Geholfen hat mir während der Schwangerschaft Vomex, und zwar die Retardkapseln. Von den Zäpfchen wurde ich immer zu benommen, die Verdauung wurde auch lahmgelegt wegen der sedierenden Wirkung. Dasselbe passierte durch die Infusionen im Krankenhaus, abgesehen davon, dass diese äußerst unangenehm waren. Die Retardkapseln hingegen geben den Wirkstoff langsam ab und nicht auf einmal, was den betäubenden Effekt auf den Gesamtorganismus deutlich abschwächt. Auf die Retardkapseln hat mich aber keiner der Ärzte hingewiesen, man gab mir nur Zäpfchen und Infusionen. Ich verbrachte 11 Tage im Krankenhaus mit Infusionen, ohne dass eine Besserung zu verzeichnen gewesen wäre, im Gegenteil, ich nahm noch mehr ab. Man entließ mich schließlich ungeheilt und auf eigene Gefahr. Wahrscheinlich hätten sie mich noch bis zur Entbindung im Krankenhaus am Tropf liegen lassen. Weil den Ärzten im Krankenhaus aber nichts einzufallen schien, um mir zu helfen, beschloss ich, mein Schicksal selbst in die Hand zu nehmen. Über das Internet fand ich heraus, dass Vomex auch als Retardkapseln dargereicht wird. Dank Vomex (eine Kapsel am Morgen und eine am Abend) habe ich doch noch eine halbwegs erträgliche Schwangerschaft verlebt. Ich habe noch einige Male versucht, Vomex abzusetzen, da ich mir auch Sorgen über die Auswirkung auf mein Kind machte. Allerdings kehrte die Übelkeit dann mit gewohnter Heftigkeit und wiederum unstillbarem Erbrechen zurück. Eigentlich habe ich bisher immer versucht, so gut wie ohne Medikamente durchs Leben zu kommen, aber der Firma Yamanouchi, die Vomex poduziert, bin ich überaus dankbar. Ohne Vomex hätten entweder mein Kind oder wir beide das Abenteuer Schwangerschaft wohl nicht überlebt.

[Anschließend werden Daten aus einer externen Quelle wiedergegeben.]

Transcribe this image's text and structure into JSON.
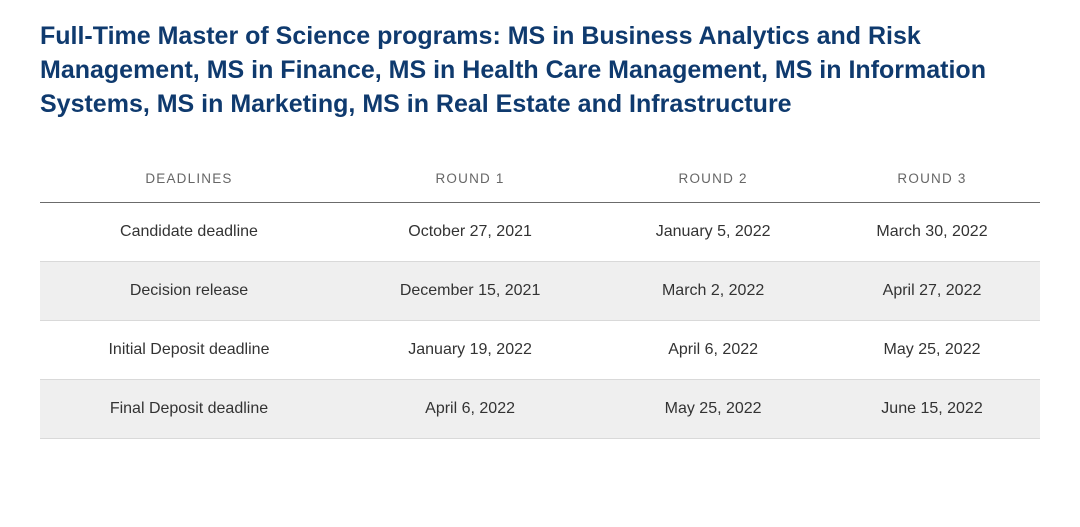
{
  "title": "Full-Time Master of Science programs: MS in Business Analytics and Risk Management, MS in Finance, MS in Health Care Management, MS in Information Systems, MS in Marketing, MS in Real Estate and Infrastructure",
  "table": {
    "type": "table",
    "columns": [
      "DEADLINES",
      "ROUND 1",
      "ROUND 2",
      "ROUND 3"
    ],
    "rows": [
      [
        "Candidate deadline",
        "October 27, 2021",
        "January 5, 2022",
        "March 30, 2022"
      ],
      [
        "Decision release",
        "December 15, 2021",
        "March 2, 2022",
        "April 27, 2022"
      ],
      [
        "Initial Deposit deadline",
        "January 19, 2022",
        "April 6, 2022",
        "May 25, 2022"
      ],
      [
        "Final Deposit deadline",
        "April 6, 2022",
        "May 25, 2022",
        "June 15, 2022"
      ]
    ],
    "colors": {
      "title_color": "#0f3a6e",
      "header_text_color": "#666666",
      "cell_text_color": "#333333",
      "row_alt_background": "#efefef",
      "row_background": "#ffffff",
      "header_border_color": "#6b6b6b",
      "row_border_color": "#d9d9d9",
      "page_background": "#ffffff"
    },
    "typography": {
      "title_fontsize": 25,
      "title_weight": 700,
      "header_fontsize": 13.5,
      "header_letter_spacing": 1.2,
      "cell_fontsize": 16
    },
    "column_alignment": [
      "center",
      "center",
      "center",
      "center"
    ]
  }
}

Für mich und meine Familie war die Schwangerschaft bestimmt eines der schlimmsten Erlebnisse überhaupt. Doch wenn ich meinen Sohn heute sehe, weiss ich, dass sich die Hölle gelohnt hat. Er ist gesund, allerliebst anzusehn, goldig, süß, lieb - einfach der wundervollste Sohn der Welt!
Durch die Hyperemesis weiß ich jetzt, wie es ist, wenn man sich dem Tod näher fühlt als dem Leben. Ich lebe intensiver als zuvor und versuche, meine Träume nicht mehr auf später zu verschieben, sondern sie zu verwirklichen. Und ich hänge noch stärker am Leben als zuvor! Die Schwangerschaft hat mich stärker gemacht.
Viele Grüße, nochmals herzlichen Dank für die Informationen auf deiner Seite und die allerbesten Wünsche für dich und deine Familie!